CHIARA GABRIELLI
Cronaca

Georgofili, archiviato Paolo Bellini: "Nessun legame con la destra eversiva"

Il giudice di Firenze lo scrive in riferimento all’ex Primula Nera, condannato all’ergastolo per la strage del 2 agosto. L’avvocato: "Dopo 30 anni si rileggono le carte e il risultato è lo stesso, siamo il Paese degli eterni processi". .

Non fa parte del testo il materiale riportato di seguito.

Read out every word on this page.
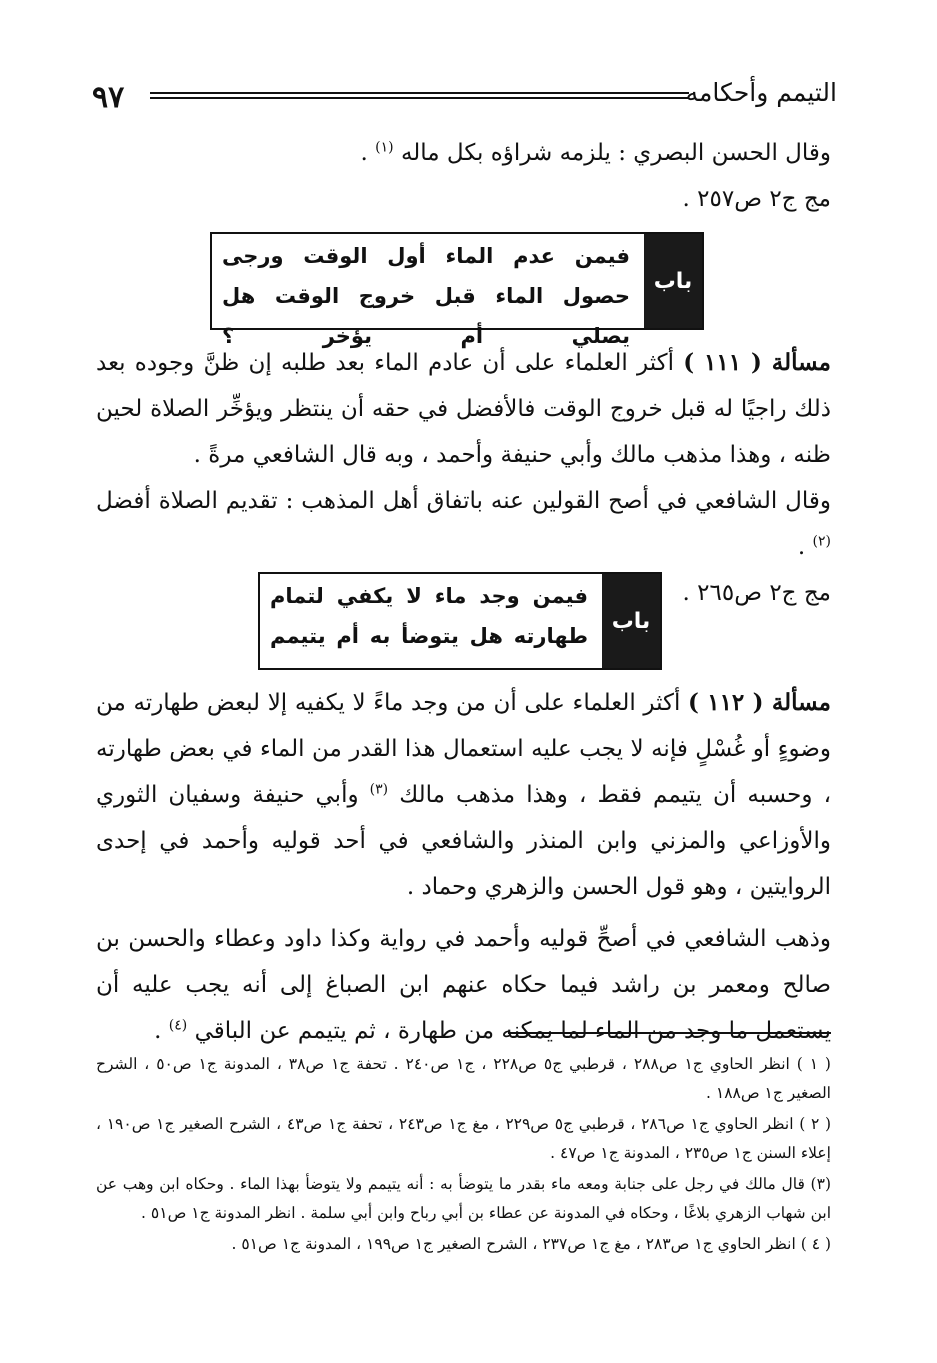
٩٧	التيمم وأحكامه
وقال الحسن البصري : يلزمه شراؤه بكل ماله $^{(١)}$ .
مج ج٢ ص٢٥٧ .
باب
فيمن عدم الماء أول الوقت ورجى حصول الماء قبل خروج الوقت هل يصلي أم يؤخر ؟
مسألة ( ١١١ ) أكثر العلماء على أن عادم الماء بعد طلبه إن ظنَّ وجوده بعد ذلك راجيًا له قبل خروج الوقت فالأفضل في حقه أن ينتظر ويؤخِّر الصلاة لحين ظنه ، وهذا مذهب مالك وأبي حنيفة وأحمد ، وبه قال الشافعي مرةً .
وقال الشافعي في أصح القولين عنه باتفاق أهل المذهب : تقديم الصلاة أفضل $^{(٢)}$ .
مج ج٢ ص٢٦٥ .
باب
فيمن وجد ماء لا يكفي لتمام طهارته هل يتوضأ به أم يتيمم
مسألة ( ١١٢ ) أكثر العلماء على أن من وجد ماءً لا يكفيه إلا لبعض طهارته من وضوءٍ أو غُسْلٍ فإنه لا يجب عليه استعمال هذا القدر من الماء في بعض طهارته ، وحسبه أن يتيمم فقط ، وهذا مذهب مالك $^{(٣)}$ وأبي حنيفة وسفيان الثوري والأوزاعي والمزني وابن المنذر والشافعي في أحد قوليه وأحمد في إحدى الروايتين ، وهو قول الحسن والزهري وحماد .
وذهب الشافعي في أصحِّ قوليه وأحمد في رواية وكذا داود وعطاء والحسن بن صالح ومعمر بن راشد فيما حكاه عنهم ابن الصباغ إلى أنه يجب عليه أن يستعمل ما وجد من الماء لما يمكنه من طهارة ، ثم يتيمم عن الباقي $^{(٤)}$ .

( ١ ) انظر الحاوي ج١ ص٢٨٨ ، قرطبي ج٥ ص٢٢٨ ، ج١ ص٢٤٠ . تحفة ج١ ص٣٨ ، المدونة ج١ ص٥٠ ، الشرح الصغير ج١ ص١٨٨ .

( ٢ ) انظر الحاوي ج١ ص٢٨٦ ، قرطبي ج٥ ص٢٢٩ ، مغ ج١ ص٢٤٣ ، تحفة ج١ ص٤٣ ، الشرح الصغير ج١ ص١٩٠ ، إعلاء السنن ج١ ص٢٣٥ ، المدونة ج١ ص٤٧ .

(٣) قال مالك في رجل على جنابة ومعه ماء بقدر ما يتوضأ به : أنه يتيمم ولا يتوضأ بهذا الماء . وحكاه ابن وهب عن ابن شهاب الزهري بلاغًا ، وحكاه في المدونة عن عطاء بن أبي رباح وابن أبي سلمة . انظر المدونة ج١ ص٥١ .

( ٤ ) انظر الحاوي ج١ ص٢٨٣ ، مغ ج١ ص٢٣٧ ، الشرح الصغير ج١ ص١٩٩ ، المدونة ج١ ص٥١ .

Bellini è condannato all’ergastolo in primo e secondo grado per la strage di Bologna

Bellini è condannato all’ergastolo in primo e secondo grado per la strage di Bologna

"Assoluta mancanza di riscontri circa i legami tra Bellini e la destra eversiva". È scritto nero su bianco nel decreto di archiviazione del tribunale di Firenze, di appena sette pagine, firmato dal giudice per le indagini preliminari Angelo Antonio Pezzuti. Ed è curioso che la persona in questione sia l’ex esponente di Avanguardia Nazionale Paolo Bellini, la Primula Nera di Reggio Emilia, notissimo estremista – appunto – di destra, condannato in primo e secondo grado all’ergastolo per la strage alla stazione di Bologna del 2 agosto 1980 e ora in custodia cautelare nel carcere di Cagliari.

Tornando alla decisione presa al tribunale di Firenze, siamo nell’ambito dell’inchiesta – finita con l’archiviazione su richiesta della Dda – sulla strage di via dei Georgofili nel capoluogo toscano, quando il 27 maggio 1993 un’autobomba causò la morte della famiglia Nencioni (il padre Fabrizio, la madre Angela Fiume, le due figlie piccole Caterina di appena 50 giorni e Nadia di 9 anni) e dello studente Dario Capolicchio, oltre a incalcolabili danni materiali e al patrimonio artistico e culturale degli Uffizi. Inchiesta che riguardava anche il precedente attentato a Maurizio Costanzo a Roma.

Per l’avvocato Danilo Ammannato, legale dell’Associazione Vittime dei Georgofili, l’archiviazione di Bellini chiude il capitolo penale, ma mantiene un suo valore storico. "Storicamente Bellini è responsabile di aver indicato di attentare al patrimonio dello Stato, a livello penale mancano i riscontri alle dichiarazioni de relato da parte di Brusca e La Barbera". Furono i due pentiti a riferire ciò che avrebbero appreso da un altro boss, Antonino Gioè (che fu compagno di cella di Bellini a Sciacca prima del suo misterioso suicidio in carcere nel luglio del 1993), circa l’origine del “suggerimento“ di colpire i tesori artistici. Ma anche su questo aspetto, scrive il gip, "va preso atto della radicale divergenza tra quanto riferito da La Barbera e da Brusca rispetto a quanto detto dal Bellini" e del fatto che non è possibile "ritenere vero quanto riferito da Bellini in ordine alla motivazione della sua decisione di infiltrarsi in Cosa Nostra". Si parla anche di "totale mancanza di prova in ordine all’esistenza di un’organizzazione composta dagli ’amici di Piccoli’".

Da questo atto, "non si riesce a capire se il riferimento temporale è al 1992-93 quando ha avuto contatti con Gioè e gli altri o se è al periodo antecedente – il commento dell’avvocato Antonio Capitella, che difende Bellini –. Ma vale quello che vale, perché, nel nostro sistema molto articolato, una sentenza dice una cosa e un’altra può anche dire il contrario sugli stessi fatti". Quello che è interessante, sottolinea Capitella, "è il fatto che per l’ennesima volta dopo 30 anni si rileggono le stesse carte e il risultato è lo stesso, perchè c’era già stata un’archiviazione, circa vent’anni fa. Siamo il Paese degli eterni processi".